"Whisht," said Margaret, and put her finger to her lips.
She then whispered. "Rise softly, don thy habits, and come with me!"
When she came down, Margaret begged her to loose Dragon and bring him along. Now Dragon was a great mastiff, who had guarded Margaret Van Eyck and Reicht, two lone women, for some years, and was devotedly attached to the latter.
Margaret and Reicht went out with Dragon walking majestically behind them. They came back long after midnight and retired to rest.
Catherine never knew.
Margaret read her friends: she saw the sturdy faithful Frisian could hold her tongue; and Catherine could not. Yet I am not sure she would have trusted even Reicht, had her nerve equalled her spirit: but with all her daring and resolution, she was a tender, timid woman, a little afraid of the dark, very afraid of being alone in it, and desperately afraid of wolves. Now Dragon could kill a wolf in a brace of shakes; but then Dragon would not go with her, but only with Reicht. So altogether she made one confidante.

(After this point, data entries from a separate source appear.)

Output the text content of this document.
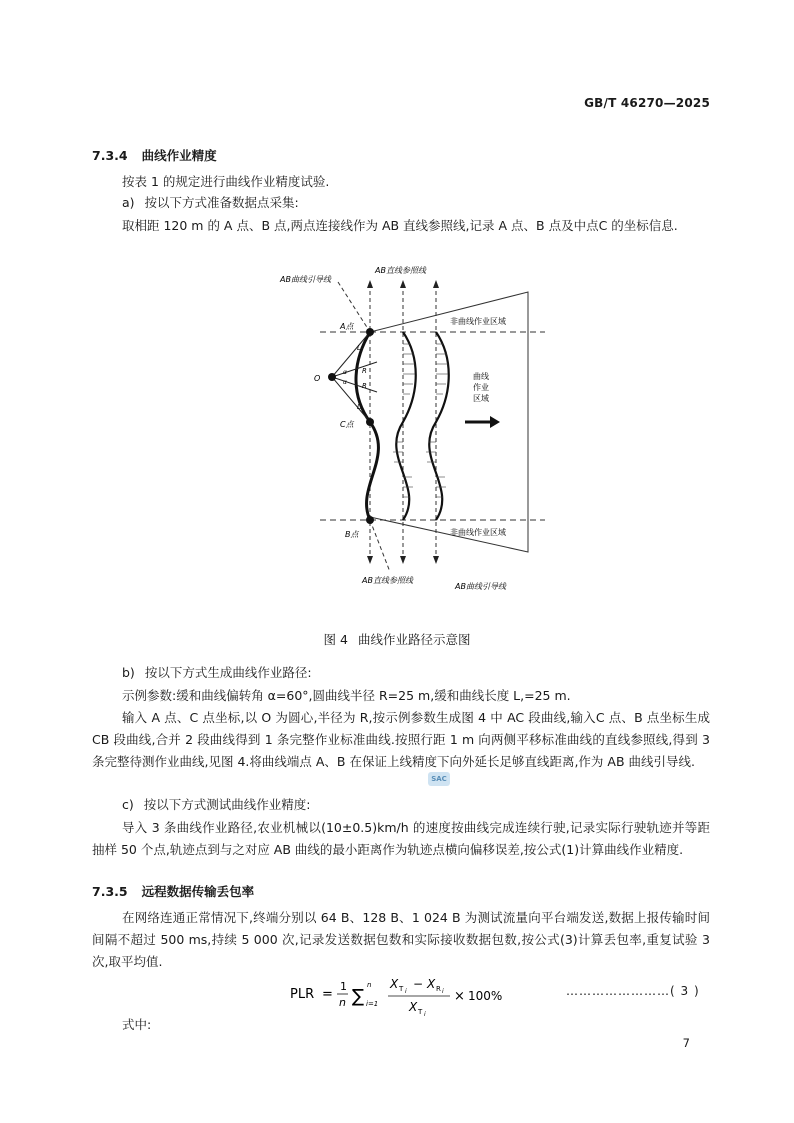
GB/T 46270—2025
7.3.4 曲线作业精度
按表 1 的规定进行曲线作业精度试验.
a) 按以下方式准备数据点采集:
取相距 120 m 的 A 点、B 点,两点连接线作为 AB 直线参照线,记录 A 点、B 点及中点C 的坐标信息.
AB曲线引导线
AB直线参照线
非曲线作业区域
A点
O
C点
B点
L
R
α
α R
L
曲线
作业
区域
非曲线作业区域
AB直线参照线
AB曲线引导线
图 4 曲线作业路径示意图
b) 按以下方式生成曲线作业路径:
示例参数:缓和曲线偏转角 α=60°,圆曲线半径 R=25 m,缓和曲线长度 L,=25 m.
输入 A 点、C 点坐标,以 O 为圆心,半径为 R,按示例参数生成图 4 中 AC 段曲线,输入C 点、B 点坐标生成CB 段曲线,合并 2 段曲线得到 1 条完整作业标准曲线.按照行距 1 m 向两侧平移标准曲线的直线参照线,得到 3 条完整待测作业曲线,见图 4.将曲线端点 A、B 在保证上线精度下向外延长足够直线距离,作为 AB 曲线引导线.
c) 按以下方式测试曲线作业精度:
导入 3 条曲线作业路径,农业机械以(10±0.5)km/h 的速度按曲线完成连续行驶,记录实际行驶轨迹并等距抽样 50 个点,轨迹点到与之对应 AB 曲线的最小距离作为轨迹点横向偏移误差,按公式(1)计算曲线作业精度.
SAC
7.3.5 远程数据传输丢包率
在网络连通正常情况下,终端分别以 64 B、128 B、1 024 B 为测试流量向平台端发送,数据上报传输时间间隔不超过 500 ms,持续 5 000 次,记录发送数据包数和实际接收数据包数,按公式(3)计算丢包率,重复试验 3 次,取平均值.
PLR =
1
n ∑
n
i=1
X T i
− X R i
X T i
× 100%	……………………( 3 )
式中:
7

The next night they made another moonlight reconnaissance; and, as I think, with some result. For not the next night (it rained that night and extinguished their courage), but the next after, they took with them a companion; the last in the world Reicht Heynes would have thought of; yet she gave her warm approval as soon as she was told he was to go with them.
Imagine how these stealthy assailants trembled and panted, when the moment of action came: imagine, if you can, the tumult in Margaret's breast, the thrilling hopes, chasing and chased by, sickening fears; the strange, and perhaps unparalleled mixture of tender familiarity and distant awe, with which a lovely, and high spirited, but tender adoring woman, wife in the eye of the Law, and no wife in the eye of the Church, trembling, blushing, paling, glowing, shivering, stole at night, noiseless as the dew, upon the hermit of Gouda.
And the stars above seemed never so bright and calm.